We took some time off to wander through an Antique Mall in Salamanca, and then headed home to a phenomenal dinner cooked for us by members of the Wright Memorial church. Afterwards, we had an extensive and informational presentation on some of the Seneca experience by Mr. Rick Jemison, who serves as one of 16 Tribal Councilors for the Seneca Nation of Indians.  He brought along a number of items that helped us to grasp some of what these folks have been through, and he and some of the other elders who were here shared very moving personal testimony as to how they have been affected and shaped by both the adversity and the opportunities that life on the reservation has brought to them.  Some of us listened to a wonderful tribute to the Seneca as sung by the late Johnny Cash, entitled “As Long As The Grass Shall Grow.” You can hear that by clicking on the link below…

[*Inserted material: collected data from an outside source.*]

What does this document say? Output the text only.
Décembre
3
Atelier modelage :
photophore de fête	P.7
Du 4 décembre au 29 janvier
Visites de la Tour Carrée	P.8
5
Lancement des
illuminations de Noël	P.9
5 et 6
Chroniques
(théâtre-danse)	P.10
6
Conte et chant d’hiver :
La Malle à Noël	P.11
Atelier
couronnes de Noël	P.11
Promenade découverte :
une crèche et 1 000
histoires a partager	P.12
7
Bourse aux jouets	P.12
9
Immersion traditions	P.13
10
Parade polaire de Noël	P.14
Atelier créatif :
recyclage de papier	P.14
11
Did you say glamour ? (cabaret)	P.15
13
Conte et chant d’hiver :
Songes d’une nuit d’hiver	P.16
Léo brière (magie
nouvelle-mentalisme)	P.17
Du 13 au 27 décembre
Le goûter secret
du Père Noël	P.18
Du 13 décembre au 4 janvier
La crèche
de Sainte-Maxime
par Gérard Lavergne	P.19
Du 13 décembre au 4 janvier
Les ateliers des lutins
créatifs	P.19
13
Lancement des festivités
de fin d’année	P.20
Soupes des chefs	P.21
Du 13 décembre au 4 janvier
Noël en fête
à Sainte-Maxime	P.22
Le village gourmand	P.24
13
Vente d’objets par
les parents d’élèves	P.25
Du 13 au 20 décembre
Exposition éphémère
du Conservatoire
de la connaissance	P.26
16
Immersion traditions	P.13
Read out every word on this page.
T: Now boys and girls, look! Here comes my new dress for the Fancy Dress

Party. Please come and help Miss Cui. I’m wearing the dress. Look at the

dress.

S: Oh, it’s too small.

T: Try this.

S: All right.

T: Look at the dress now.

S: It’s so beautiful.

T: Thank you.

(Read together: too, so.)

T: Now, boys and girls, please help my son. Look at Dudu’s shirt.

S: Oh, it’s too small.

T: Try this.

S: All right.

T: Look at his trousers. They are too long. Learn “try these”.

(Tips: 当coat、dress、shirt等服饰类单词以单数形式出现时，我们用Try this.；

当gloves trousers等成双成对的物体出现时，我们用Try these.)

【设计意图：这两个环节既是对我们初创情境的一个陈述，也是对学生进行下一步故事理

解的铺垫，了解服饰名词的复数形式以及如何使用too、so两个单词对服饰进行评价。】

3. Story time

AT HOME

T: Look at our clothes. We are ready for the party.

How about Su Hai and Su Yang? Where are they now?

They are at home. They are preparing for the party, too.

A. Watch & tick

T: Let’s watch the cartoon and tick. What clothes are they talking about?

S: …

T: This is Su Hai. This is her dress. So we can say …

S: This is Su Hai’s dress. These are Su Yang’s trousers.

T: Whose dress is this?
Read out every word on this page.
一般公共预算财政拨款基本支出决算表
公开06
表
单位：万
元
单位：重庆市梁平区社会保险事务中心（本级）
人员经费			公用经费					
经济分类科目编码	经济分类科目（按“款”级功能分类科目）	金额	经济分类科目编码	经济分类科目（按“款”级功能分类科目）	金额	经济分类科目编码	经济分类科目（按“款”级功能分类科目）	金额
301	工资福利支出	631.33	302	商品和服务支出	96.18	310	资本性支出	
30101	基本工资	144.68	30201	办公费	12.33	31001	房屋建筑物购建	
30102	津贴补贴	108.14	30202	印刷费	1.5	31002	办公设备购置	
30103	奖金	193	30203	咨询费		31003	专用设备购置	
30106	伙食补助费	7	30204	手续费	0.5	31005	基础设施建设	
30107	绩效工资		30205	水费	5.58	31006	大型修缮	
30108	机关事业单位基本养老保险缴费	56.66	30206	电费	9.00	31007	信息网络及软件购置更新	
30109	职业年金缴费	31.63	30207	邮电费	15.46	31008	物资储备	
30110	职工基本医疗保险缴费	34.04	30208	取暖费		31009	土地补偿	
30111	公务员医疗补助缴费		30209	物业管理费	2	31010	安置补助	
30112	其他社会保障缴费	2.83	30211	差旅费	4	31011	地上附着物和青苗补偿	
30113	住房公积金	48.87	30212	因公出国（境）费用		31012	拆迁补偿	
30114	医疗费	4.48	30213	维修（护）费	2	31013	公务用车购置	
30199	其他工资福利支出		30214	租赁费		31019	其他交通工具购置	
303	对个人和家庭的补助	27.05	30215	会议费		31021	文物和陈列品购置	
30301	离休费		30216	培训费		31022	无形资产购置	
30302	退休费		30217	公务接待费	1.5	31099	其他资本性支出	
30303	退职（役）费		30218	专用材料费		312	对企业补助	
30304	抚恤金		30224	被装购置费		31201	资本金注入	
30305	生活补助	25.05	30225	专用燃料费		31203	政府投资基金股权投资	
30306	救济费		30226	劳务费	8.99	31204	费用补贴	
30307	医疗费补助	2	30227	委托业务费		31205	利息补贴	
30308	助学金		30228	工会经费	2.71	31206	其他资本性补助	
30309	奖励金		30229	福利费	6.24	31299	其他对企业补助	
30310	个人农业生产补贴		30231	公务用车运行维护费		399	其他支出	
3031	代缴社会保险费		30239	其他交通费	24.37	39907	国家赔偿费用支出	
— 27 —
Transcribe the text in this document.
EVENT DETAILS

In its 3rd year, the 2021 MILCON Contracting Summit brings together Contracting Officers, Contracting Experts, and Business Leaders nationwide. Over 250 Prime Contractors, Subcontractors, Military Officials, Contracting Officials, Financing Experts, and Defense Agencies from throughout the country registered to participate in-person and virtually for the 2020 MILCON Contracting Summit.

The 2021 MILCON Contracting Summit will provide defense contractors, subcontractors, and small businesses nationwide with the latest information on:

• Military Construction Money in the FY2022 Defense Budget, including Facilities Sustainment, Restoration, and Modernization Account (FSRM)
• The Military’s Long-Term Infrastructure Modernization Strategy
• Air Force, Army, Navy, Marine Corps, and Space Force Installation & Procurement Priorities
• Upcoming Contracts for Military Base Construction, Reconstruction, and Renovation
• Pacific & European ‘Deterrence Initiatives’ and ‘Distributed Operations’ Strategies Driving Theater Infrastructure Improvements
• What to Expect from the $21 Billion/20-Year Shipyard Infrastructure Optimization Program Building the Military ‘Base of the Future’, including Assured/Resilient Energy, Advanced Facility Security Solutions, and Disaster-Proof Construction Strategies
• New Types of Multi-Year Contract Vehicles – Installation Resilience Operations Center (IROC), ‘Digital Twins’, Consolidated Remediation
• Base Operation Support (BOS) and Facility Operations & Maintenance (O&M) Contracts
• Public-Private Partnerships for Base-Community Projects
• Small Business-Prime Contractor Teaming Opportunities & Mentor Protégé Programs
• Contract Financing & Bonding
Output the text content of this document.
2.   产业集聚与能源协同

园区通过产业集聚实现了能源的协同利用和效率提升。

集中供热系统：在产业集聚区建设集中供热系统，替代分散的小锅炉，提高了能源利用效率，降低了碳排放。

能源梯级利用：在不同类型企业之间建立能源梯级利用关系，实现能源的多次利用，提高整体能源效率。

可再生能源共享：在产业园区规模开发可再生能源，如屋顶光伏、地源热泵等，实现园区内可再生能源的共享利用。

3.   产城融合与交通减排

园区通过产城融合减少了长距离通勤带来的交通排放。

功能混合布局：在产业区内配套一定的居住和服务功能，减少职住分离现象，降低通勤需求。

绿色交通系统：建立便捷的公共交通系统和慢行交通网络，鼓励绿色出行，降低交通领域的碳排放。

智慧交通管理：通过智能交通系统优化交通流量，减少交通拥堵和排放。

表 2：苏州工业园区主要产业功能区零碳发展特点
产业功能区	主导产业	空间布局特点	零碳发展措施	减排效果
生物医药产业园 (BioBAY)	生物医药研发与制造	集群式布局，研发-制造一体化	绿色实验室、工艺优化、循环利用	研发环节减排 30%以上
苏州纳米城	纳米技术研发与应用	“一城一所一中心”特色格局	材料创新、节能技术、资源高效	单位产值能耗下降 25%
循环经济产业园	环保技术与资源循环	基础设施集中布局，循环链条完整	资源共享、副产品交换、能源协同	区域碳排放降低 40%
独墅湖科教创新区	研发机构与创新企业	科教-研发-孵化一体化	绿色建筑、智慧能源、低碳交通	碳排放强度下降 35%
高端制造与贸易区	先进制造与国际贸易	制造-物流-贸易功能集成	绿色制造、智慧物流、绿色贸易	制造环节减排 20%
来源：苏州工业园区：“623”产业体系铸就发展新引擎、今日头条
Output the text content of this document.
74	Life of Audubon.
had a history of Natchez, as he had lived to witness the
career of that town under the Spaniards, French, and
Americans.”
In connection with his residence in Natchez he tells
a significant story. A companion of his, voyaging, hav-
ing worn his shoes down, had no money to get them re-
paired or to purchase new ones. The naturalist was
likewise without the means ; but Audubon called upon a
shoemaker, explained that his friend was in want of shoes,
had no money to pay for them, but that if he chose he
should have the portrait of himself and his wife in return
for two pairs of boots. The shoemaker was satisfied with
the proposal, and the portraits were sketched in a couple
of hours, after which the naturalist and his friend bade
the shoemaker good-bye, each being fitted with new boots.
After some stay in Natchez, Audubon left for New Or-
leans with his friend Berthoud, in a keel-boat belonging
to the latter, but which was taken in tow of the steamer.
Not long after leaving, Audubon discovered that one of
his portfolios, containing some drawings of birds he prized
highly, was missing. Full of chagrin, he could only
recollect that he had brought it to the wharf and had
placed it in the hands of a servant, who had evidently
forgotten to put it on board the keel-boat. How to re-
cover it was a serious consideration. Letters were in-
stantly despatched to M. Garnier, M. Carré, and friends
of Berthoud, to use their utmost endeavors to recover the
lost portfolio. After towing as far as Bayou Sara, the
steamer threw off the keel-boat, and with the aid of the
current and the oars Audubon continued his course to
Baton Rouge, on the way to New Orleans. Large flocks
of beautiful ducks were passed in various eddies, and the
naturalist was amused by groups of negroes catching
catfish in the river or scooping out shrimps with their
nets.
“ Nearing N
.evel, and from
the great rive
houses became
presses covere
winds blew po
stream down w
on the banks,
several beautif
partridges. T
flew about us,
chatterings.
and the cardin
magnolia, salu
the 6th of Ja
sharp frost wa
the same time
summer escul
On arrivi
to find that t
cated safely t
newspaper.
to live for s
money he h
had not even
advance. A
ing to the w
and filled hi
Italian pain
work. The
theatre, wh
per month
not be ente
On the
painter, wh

We ended our day with our typical debriefing session – singing, laughing, looking at photos… and we talked a little about the story of Daniel, who along with his countrymen was kidnapped and removed from his home.  Although Nebuchadnezzar tried to give these young people new identities (new name, new language, new food, etc.), Daniel refused to wear the labels that someone else had put on him.  He maintained that God alone had the right to name and shape and form him.  We talked about the fact that most of us have people who would be more than happy to tell us who we are and what we are about; that people will judge us for our worst mistake or try to tear us apart if we let them – but that each of us can choose to wear the identity that God is offering us as his beloved children.

Here are a few photos… and as always, thanks for the prayers.  Astute observers will note that there is one more participant on the trip: our friend Karlena, who was unable to join us when we departed on Sunday, met us in Salamanca, and we’re the better for it!

Wake up, sunshine! Another day in paradise…

At the Museum and Cultural Center

Listening to a story of the creation from the Seneca perspective – one that emphasizes community and the responsibility of all to participate.

Lacrosse is a game that originated with the Native Americans, and there is an entire display on the nature of that experience.

There were several cases full of items depicting Native Americans in unflattering and untrue ways. We talked about how it must feel to have other people attempt to describe you in words that aren’t true…

Doug is carving our turkey…

Eileen making the fry bread using corn flour, which is traditional here.

Pastor Mary Lee whipping up some mashed potatoes

Rick shows us a wampum belt depicting the treaty between the Seneca and the Whites.

Rick sharing with our group

Some of the items Rick brought to show us.